Tom Phillips, President at Section4, says there are now two routes to cross-device tracking — “deterministic” and “probabilistic.” While ATT made deterministic tracking tougher, it is still possible when publishers and platforms ask their users to sign in to their websites and apps on every device they use. This allows for easy and exact tracking.
Probabilistic tracking
On the other hand, probabilistic cross-device tracking is an inexact science in which third-party companies collect data and employ statistical models to predict who is using which device. The problem with probabilistic tracking is that the accuracy can vary from around 60% to 90%.
Therefore, the best route to follow is deterministic tracking. The easiest way to implement it on content sites is to push readers to register for an account they can then use across multiple devices. To optimize it, you’ll need to encourage readers to login every time they interact with your content. As a result, you can attribute the right actions to the right user profile without relying on any guesswork. Getting people to log-in means you can track their in-app behavior, even in the absence of device IDs.

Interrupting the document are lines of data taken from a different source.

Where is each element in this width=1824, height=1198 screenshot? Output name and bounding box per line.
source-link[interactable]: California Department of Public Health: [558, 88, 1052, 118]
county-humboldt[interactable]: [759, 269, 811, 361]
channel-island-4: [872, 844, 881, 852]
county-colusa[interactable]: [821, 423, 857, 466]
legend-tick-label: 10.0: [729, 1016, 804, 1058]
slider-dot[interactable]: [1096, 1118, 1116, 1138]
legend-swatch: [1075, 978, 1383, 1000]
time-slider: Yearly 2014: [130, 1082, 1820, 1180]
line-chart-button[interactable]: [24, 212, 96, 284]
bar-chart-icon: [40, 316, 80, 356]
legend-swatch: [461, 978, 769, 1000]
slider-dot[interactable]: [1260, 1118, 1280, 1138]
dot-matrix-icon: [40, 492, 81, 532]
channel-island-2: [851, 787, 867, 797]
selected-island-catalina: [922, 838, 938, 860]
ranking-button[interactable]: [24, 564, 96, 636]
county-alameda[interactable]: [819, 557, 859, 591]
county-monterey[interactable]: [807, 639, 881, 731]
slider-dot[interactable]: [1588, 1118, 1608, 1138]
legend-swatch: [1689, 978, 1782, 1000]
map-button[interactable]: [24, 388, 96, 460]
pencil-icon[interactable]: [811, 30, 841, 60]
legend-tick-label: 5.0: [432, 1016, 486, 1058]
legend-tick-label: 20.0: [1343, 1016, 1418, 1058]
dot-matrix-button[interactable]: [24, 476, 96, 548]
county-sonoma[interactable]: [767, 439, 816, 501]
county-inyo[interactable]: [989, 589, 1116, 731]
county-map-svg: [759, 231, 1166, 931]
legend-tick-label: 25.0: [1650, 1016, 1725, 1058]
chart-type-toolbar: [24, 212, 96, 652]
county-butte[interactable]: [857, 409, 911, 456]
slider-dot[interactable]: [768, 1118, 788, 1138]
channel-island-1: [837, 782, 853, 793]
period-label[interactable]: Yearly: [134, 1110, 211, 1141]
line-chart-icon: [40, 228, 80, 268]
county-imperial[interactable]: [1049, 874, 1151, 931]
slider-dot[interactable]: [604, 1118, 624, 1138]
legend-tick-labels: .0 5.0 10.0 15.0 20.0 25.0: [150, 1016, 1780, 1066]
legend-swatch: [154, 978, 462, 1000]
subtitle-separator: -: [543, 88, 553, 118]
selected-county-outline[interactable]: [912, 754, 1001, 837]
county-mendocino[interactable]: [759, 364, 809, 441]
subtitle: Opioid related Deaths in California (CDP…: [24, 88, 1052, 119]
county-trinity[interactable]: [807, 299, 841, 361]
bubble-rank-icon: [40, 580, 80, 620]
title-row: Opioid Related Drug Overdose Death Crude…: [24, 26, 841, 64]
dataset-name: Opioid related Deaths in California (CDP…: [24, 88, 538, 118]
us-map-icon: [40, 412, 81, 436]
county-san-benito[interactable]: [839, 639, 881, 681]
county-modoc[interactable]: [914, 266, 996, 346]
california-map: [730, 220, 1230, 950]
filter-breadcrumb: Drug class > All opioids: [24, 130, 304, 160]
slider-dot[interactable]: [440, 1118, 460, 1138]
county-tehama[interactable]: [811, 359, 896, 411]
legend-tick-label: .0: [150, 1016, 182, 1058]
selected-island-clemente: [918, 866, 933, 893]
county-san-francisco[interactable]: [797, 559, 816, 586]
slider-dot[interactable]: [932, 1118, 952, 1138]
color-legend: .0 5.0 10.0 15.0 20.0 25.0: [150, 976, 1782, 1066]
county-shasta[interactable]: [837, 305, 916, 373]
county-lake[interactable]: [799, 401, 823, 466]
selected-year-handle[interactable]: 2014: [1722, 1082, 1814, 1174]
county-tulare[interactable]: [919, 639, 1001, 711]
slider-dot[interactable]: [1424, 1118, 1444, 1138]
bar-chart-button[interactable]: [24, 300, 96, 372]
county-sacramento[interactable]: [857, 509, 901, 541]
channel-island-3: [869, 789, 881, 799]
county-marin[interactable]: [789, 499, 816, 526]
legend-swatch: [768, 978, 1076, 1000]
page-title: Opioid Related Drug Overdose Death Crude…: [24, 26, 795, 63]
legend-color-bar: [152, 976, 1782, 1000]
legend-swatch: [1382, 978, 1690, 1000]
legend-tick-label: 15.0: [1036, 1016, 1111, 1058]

To make this easier on your readers, it helps to include something like a “Remember me” option in your login form, or the ability to sign in with a face ID to remove friction and help users stay logged in without frustration.
Thinking long term
Many digital publishers opt for metered or dynamic paywalls and registration walls to encourage user login creation. Registration walls like these work by limiting the amount of free content available to anonymous readers and encouraging them to sign up if they want to read on.
Subscription experience platforms offer a quick and effective way to set up these registration walls and paywalls across all of your sites and collate customer data with ease. However, it’s important to remember that if you choose to go down the route of selecting a technology provider like this, one size won’t fit all.
More devices are likely to have access to the internet in the future, and the introduction of 5G could make these new devices the preferred medium for readers. For that reason, when looking at solutions to help with cross-device tracking, it’s essential to think long term about what tech you’ll need to integrate with and how that may change in the future.
Today’s customers expect personalization of content and ad experiences across devices. Therefore, it is essential to use platforms that allow you to future proof your content. These solutions must prioritize cross-device tracking to allow you to provide an optimal experience for your audiences and marketing partners.